Aposentadoria pode marcar o auge da diversidade social e mobilidade urbana
Pesquisa do MIT indica que idosos circulam por ambientes mais diversos que adultos em idade ativa, rompendo ciclos de isolamento.

Estudo transcontinental do MIT revela que a aposentadoria aumenta a diversidade social e a circulação urbana de pessoas com mais de 66 anos, desafiando estigmas sobre a velhice.

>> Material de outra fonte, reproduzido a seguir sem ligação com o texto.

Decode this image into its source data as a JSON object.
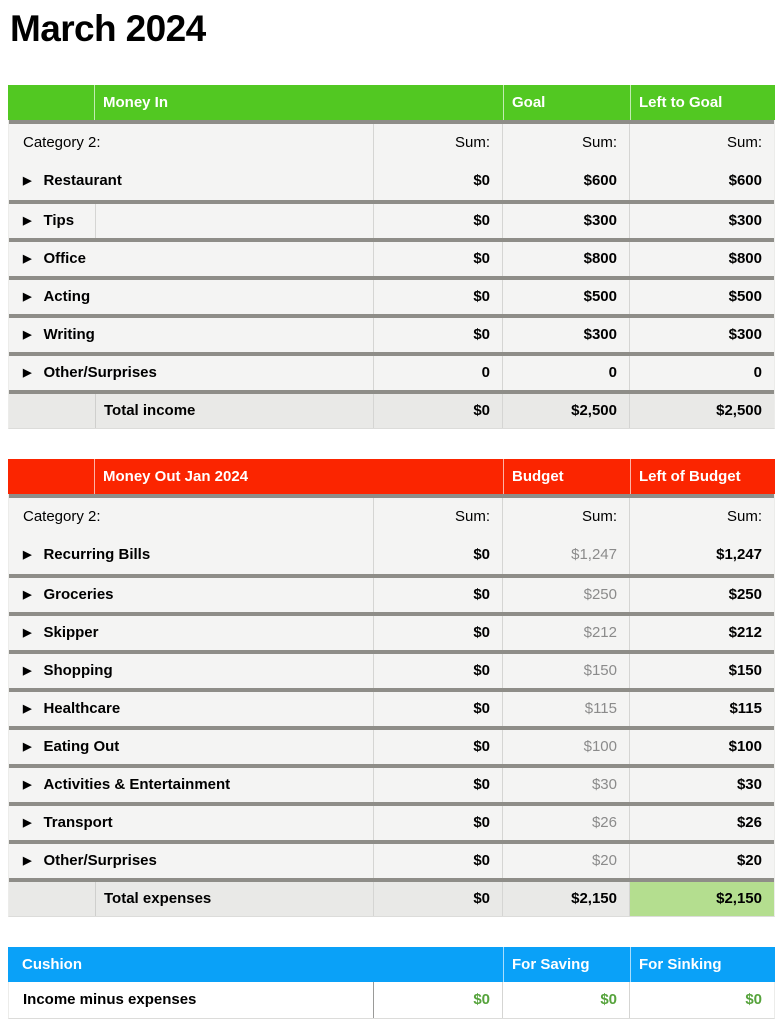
{
  "page_title": "March 2024",
  "colors": {
    "money_in_accent": "#52c822",
    "money_out_accent": "#fb2500",
    "cushion_accent": "#0aa1f8",
    "separator": "#8e8d88",
    "row_bg": "#f4f4f3",
    "total_row_bg": "#e9e9e7",
    "highlight_cell_bg": "#b4de8f",
    "muted_text": "#8b8b8b",
    "cushion_value_text": "#56a33c"
  },
  "tables": [
    {
      "name": "money-in",
      "header": {
        "title": "Money In",
        "col1": "Goal",
        "col2": "Left to Goal",
        "accent": "#52c822"
      },
      "category_label": "Category 2:",
      "sum_label": "Sum:",
      "group_item": {
        "label": "Restaurant",
        "values": [
          "$0",
          "$600",
          "$600"
        ]
      },
      "items": [
        {
          "label": "Tips",
          "values": [
            "$0",
            "$300",
            "$300"
          ],
          "label_divider": true
        },
        {
          "label": "Office",
          "values": [
            "$0",
            "$800",
            "$800"
          ]
        },
        {
          "label": "Acting",
          "values": [
            "$0",
            "$500",
            "$500"
          ]
        },
        {
          "label": "Writing",
          "values": [
            "$0",
            "$300",
            "$300"
          ]
        },
        {
          "label": "Other/Surprises",
          "values": [
            "0",
            "0",
            "0"
          ]
        }
      ],
      "total": {
        "label": "Total income",
        "values": [
          "$0",
          "$2,500",
          "$2,500"
        ],
        "highlight_last": false
      }
    },
    {
      "name": "money-out",
      "header": {
        "title": "Money Out Jan 2024",
        "col1": "Budget",
        "col2": "Left of Budget",
        "accent": "#fb2500"
      },
      "category_label": "Category 2:",
      "sum_label": "Sum:",
      "muted_value_index": 1,
      "group_item": {
        "label": "Recurring Bills",
        "values": [
          "$0",
          "$1,247",
          "$1,247"
        ]
      },
      "items": [
        {
          "label": "Groceries",
          "values": [
            "$0",
            "$250",
            "$250"
          ]
        },
        {
          "label": "Skipper",
          "values": [
            "$0",
            "$212",
            "$212"
          ]
        },
        {
          "label": "Shopping",
          "values": [
            "$0",
            "$150",
            "$150"
          ]
        },
        {
          "label": "Healthcare",
          "values": [
            "$0",
            "$115",
            "$115"
          ]
        },
        {
          "label": "Eating Out",
          "values": [
            "$0",
            "$100",
            "$100"
          ]
        },
        {
          "label": "Activities & Entertainment",
          "values": [
            "$0",
            "$30",
            "$30"
          ]
        },
        {
          "label": "Transport",
          "values": [
            "$0",
            "$26",
            "$26"
          ]
        },
        {
          "label": "Other/Surprises",
          "values": [
            "$0",
            "$20",
            "$20"
          ]
        }
      ],
      "total": {
        "label": "Total expenses",
        "values": [
          "$0",
          "$2,150",
          "$2,150"
        ],
        "highlight_last": true
      }
    }
  ],
  "cushion": {
    "header": {
      "title": "Cushion",
      "col1": "For Saving",
      "col2": "For Sinking",
      "accent": "#0aa1f8"
    },
    "row": {
      "label": "Income minus expenses",
      "values": {
        "0": "$0",
        "1": "$0",
        "2": "$0"
      }
    }
  }
}
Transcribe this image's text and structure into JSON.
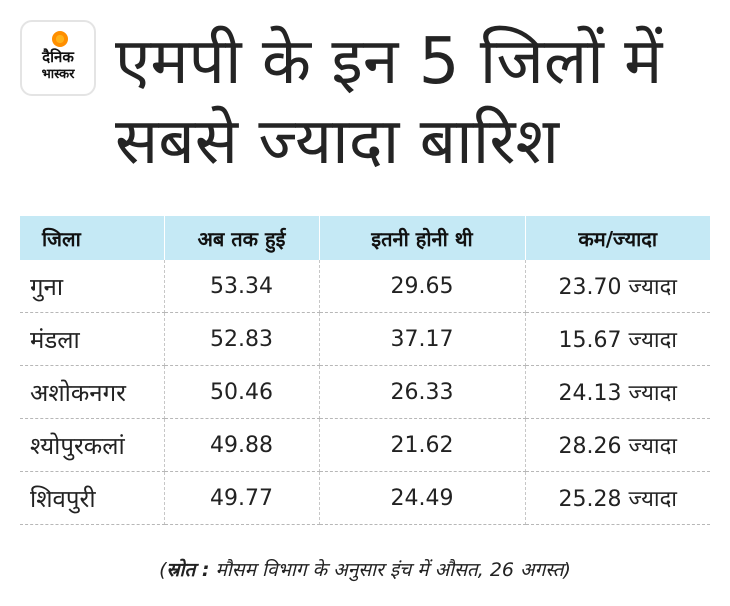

Uma pesquisa inédita conduzida pelo MIT Senseable City Lab revela que o encerramento da vida profissional pode representar o período de maior integração social de um indivíduo. Ao analisar dados de cidades globais como São Paulo, Londres e Hong Kong, os cientistas descobriram que pessoas acima dos 66 anos tendem a frequentar locais mais variados e a interagir com classes socioeconômicas distintas, superando o isolamento muitas vezes associado à terceira idade.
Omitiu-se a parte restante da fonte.